In Into the Abyss (due in October from Random House of Canada), journalist Carol Shaben details the night her late politician father, Larry Shaben (who was Canada's first Muslim cabinet minister), survived a plane crash in 1984 in Alberta.

Jael Ealey Richardson, daughter of former CFL quarterback Chuck Ealey, also reflects on her father's legacy with The Stone Thrower (Thomas Allen Publishers, out this month).

For the business-minded, there's Decisions (HarperCollins, out in September) from Dragons' Den entrepreneur and pizza-chain mogul Jim Treliving, and The Power of Why (HarperCollins, out in October) by Amanda Lang of CBC News.

Environmental threats are the focus of the memoir/cautionary tale Save the Humans (Random House, due in September) by eco-warrior Rob Stewart, who gained fame with his 2007 documentary Sharkwater.

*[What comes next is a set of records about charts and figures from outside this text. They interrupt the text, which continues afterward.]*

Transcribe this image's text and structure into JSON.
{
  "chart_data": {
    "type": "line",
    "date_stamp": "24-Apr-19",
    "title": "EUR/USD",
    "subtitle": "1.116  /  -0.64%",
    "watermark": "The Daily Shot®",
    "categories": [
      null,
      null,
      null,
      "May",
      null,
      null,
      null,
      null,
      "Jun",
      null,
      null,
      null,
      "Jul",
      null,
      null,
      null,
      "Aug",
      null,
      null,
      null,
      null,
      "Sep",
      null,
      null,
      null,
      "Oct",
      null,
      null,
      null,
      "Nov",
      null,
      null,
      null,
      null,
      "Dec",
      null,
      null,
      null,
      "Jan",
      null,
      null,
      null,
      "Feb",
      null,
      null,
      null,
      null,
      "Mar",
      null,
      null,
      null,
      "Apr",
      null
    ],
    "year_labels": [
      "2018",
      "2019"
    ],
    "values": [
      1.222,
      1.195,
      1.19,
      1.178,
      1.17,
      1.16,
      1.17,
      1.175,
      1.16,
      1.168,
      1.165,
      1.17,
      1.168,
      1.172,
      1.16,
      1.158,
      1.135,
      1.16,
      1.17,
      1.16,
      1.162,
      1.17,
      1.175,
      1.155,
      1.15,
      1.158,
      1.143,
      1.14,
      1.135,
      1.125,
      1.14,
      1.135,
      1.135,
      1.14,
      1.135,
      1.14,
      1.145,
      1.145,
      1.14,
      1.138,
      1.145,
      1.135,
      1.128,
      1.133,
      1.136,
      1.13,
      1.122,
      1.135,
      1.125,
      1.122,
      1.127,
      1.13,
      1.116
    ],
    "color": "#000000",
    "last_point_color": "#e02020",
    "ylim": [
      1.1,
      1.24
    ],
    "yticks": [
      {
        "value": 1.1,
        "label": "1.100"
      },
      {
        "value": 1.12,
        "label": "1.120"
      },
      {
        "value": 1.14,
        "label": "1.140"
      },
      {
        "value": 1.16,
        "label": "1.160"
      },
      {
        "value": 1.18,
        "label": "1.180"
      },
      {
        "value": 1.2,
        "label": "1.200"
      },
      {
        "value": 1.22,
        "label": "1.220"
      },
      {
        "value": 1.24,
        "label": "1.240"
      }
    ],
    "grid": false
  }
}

The future of humanity is also touched on in Neil Turok's The Universe Within (an October release from Anansi), the 51st edition of the ongoing and hit Massey Lectures series.

And what would a gift-giving season be without some artfilled, coffee-table books?

Covering that base is The Illustrated Journals of Susanna Moodie (set for October from Cormorant Books), a reproduction of a limited-edition 1980 publication featuring illustrations from Charles Pachter and poems from Margaret Atwood.

Then there's Imagining Canada: A Century of Photographs Preserved By The New York Times (coming in October from Doubleday), which has MP Justin Trudeau as one of its contributors, and Michael McKinley's Octoberbound Hockey Night in Canada: 60 Seasons (Viking Canada) featuring photos and text.